On the way down the road, even in the dimmer light, I could see how old the trees were, squat pines twisted and gnarled, and tall firs with trunks more than two meters across. Beyond the glider-cat, the wind began to howl, and white flakes skittered across the permaglass of the canopy.

At the end of the road trail, the red strobe lights flashed, but the tunnel doors opened, and Cerrelle eased the glider-cat inside. Her entire body relaxed once we were in the tunnel.

'Thank you,' I said again.

'I'm glad you liked it.'

'I'm not sure I liked it,' I had to confess, 'but I'm glad you showed it to me. What was it?'

'A meteorological outpost, from what we can tell.'

'But people drove petrolwagons up there?'

'There's a lot the ancients did we still don't understand. It could have been religious. Or some of them might have been ancestors of the rock-climbing self-suiciders.'

I chose not to mention Sanselle, but Sanselle was anything but suicidal. The ancients? Who could tell about them?

When we came out of the transport building, the snow had begun to fall in Lyncol as well, lazy fat flakes dropping out of dark gray clouds. In the time it took us to cross the four hundred meters between the transport door and the transient quarters, the wind picked up. Snow turned into a gusting sideways curtain of white, coating my hair, turning Cerrelle's red hair white.

We ducked inside the double doors leading down to the glider platforms and wiped off snow.

'Definitely cutting it close,' I said.

'You always have, Tyndel.'

'Me? You were driving.'

She raised her eyebrows again, and I had to grin. We walked slowly down the steps to the glider platforms. Then we stopped.

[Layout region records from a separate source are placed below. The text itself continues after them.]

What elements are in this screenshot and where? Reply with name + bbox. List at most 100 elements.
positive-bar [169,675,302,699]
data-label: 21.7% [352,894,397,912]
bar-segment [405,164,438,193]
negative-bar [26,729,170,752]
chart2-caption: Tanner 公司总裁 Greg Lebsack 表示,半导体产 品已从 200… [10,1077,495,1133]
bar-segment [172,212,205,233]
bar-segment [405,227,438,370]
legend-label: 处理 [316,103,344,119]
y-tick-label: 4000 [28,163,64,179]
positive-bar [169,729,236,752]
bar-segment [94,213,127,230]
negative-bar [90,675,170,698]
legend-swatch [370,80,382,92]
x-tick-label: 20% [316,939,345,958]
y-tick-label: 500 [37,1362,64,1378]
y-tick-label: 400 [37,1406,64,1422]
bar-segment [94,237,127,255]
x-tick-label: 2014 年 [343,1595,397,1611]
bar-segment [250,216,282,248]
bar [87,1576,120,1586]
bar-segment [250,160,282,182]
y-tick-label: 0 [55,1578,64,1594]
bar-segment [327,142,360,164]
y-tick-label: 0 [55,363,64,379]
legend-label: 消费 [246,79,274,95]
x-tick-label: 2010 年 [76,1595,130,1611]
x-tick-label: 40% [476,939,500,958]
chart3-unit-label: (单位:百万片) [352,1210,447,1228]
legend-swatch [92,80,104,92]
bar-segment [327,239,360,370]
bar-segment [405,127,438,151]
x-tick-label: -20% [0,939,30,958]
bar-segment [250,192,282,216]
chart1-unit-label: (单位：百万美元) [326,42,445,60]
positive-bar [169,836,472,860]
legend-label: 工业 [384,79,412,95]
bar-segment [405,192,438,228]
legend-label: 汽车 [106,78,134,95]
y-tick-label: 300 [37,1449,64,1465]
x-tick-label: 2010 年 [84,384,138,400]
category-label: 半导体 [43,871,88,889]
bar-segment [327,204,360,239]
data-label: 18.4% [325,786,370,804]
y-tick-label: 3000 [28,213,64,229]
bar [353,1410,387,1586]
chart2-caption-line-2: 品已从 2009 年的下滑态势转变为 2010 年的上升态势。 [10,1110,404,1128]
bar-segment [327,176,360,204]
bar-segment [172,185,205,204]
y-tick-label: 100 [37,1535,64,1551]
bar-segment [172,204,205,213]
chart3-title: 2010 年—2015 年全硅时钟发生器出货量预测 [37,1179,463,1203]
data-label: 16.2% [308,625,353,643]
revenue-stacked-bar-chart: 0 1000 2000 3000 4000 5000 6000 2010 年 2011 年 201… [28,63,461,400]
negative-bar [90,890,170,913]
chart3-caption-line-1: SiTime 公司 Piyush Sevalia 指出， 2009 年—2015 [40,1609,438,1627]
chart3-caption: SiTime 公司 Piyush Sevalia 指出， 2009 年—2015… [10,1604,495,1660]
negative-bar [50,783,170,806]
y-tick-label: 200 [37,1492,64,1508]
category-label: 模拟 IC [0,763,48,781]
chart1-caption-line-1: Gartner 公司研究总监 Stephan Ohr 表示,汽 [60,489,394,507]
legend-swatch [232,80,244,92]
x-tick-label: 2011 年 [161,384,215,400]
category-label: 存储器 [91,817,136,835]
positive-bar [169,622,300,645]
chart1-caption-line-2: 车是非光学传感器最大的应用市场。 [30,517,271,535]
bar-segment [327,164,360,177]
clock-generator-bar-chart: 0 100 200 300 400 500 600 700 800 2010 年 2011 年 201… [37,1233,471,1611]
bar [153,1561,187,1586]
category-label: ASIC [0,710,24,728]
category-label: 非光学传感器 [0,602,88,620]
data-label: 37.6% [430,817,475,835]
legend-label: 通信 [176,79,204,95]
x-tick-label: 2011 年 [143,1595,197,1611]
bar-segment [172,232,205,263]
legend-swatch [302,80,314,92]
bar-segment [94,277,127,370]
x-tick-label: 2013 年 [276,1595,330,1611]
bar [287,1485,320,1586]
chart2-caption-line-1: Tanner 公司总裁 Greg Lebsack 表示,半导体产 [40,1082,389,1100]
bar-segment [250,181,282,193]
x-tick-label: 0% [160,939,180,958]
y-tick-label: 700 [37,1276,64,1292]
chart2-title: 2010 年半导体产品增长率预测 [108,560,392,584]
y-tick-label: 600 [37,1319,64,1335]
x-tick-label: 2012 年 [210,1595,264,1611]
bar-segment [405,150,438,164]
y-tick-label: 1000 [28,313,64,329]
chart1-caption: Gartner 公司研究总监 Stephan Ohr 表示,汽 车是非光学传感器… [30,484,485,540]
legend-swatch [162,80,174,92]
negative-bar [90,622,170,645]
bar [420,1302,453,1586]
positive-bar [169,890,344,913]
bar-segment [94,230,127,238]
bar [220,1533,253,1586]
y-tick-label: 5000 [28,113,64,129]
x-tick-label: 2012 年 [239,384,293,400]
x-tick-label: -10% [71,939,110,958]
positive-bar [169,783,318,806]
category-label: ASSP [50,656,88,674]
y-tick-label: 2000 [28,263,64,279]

'I had a good day.' I found myself smiling at her. The departure bells rang twice.

Cerrelle squeezed my hands. 'I won't see you much before long.'

I frowned.

'You're going to be busy when you get to ship-handling. Very busy.'

'So Andra told me.'

She squeezed my hands again, and I had to scurry into the second seat in the glider. The doors slid shut, and I was swept eastward into the tunnel toward Runswi.

In the glow of the glider, with the darkness of the tunnel beyond, I sat back in the glider seat, closing my eyes and trying to make sense out of the day. Why had I blushed so much, felt so much like a schoolboy again? Because I didn't have to be so on guard, because I knew Cerrelle had seen me at my worst and would still see me and talk to me?

Abruptly, behind or before my closed eyes, arcs of fire exploded, so bright that it felt as though they seared my ears, yet those golden-red arcs of fire were brighter, closer, and the depth of space far deeper, yet nielle with a fulgence that beckoned, than I had ever sensed before.

I sat up in the dimness of the enclosed glider, eyes wide open, breathing hard. What was it about that niellen fulgurence? And why now?

63

[Runswi/Orbit Two: 4520]

The body senses reality; the mind interprets it; trust your body.

After all the days in the dark simulator with Alicia, suddenly, it seemed, I was standing, waiting for a shuttle to Orbit Two.

Alicia had been as brief as always the day before, telling me, 'Report for the zero seven hundred shuttle tomorrow. Be at the operations desk by zero six-thirty. All you'll need is two complete sets of candidate greens, toiletries, and underwear. Your instructor will have everything else waiting for you. The first fam runs three days, usually, but that depends on the instructor and you. Yours might be less, because you have null grav experience, but I wouldn't count on it.'

I wasn't. As I stood at the operations building waiting, all I could count on was that I'd learn something new and more difficult than I'd envisioned, or that some other piece of knowledge would rearrange once more my perceptions of the universe and my place in it.

The seven hundred shuttle was a busy one. A good dozen people stood in the area of the operations desk by zero six forty-five. A thin wispy fog hovered across the marsh beyond the permacrete strip, and through the open door that led to the gray shuttle came the sharp cry of a bird. It might have been a heron, but I'd never heard one make a sound, though I'd watched several from the lounge that overlooked the marsh lake.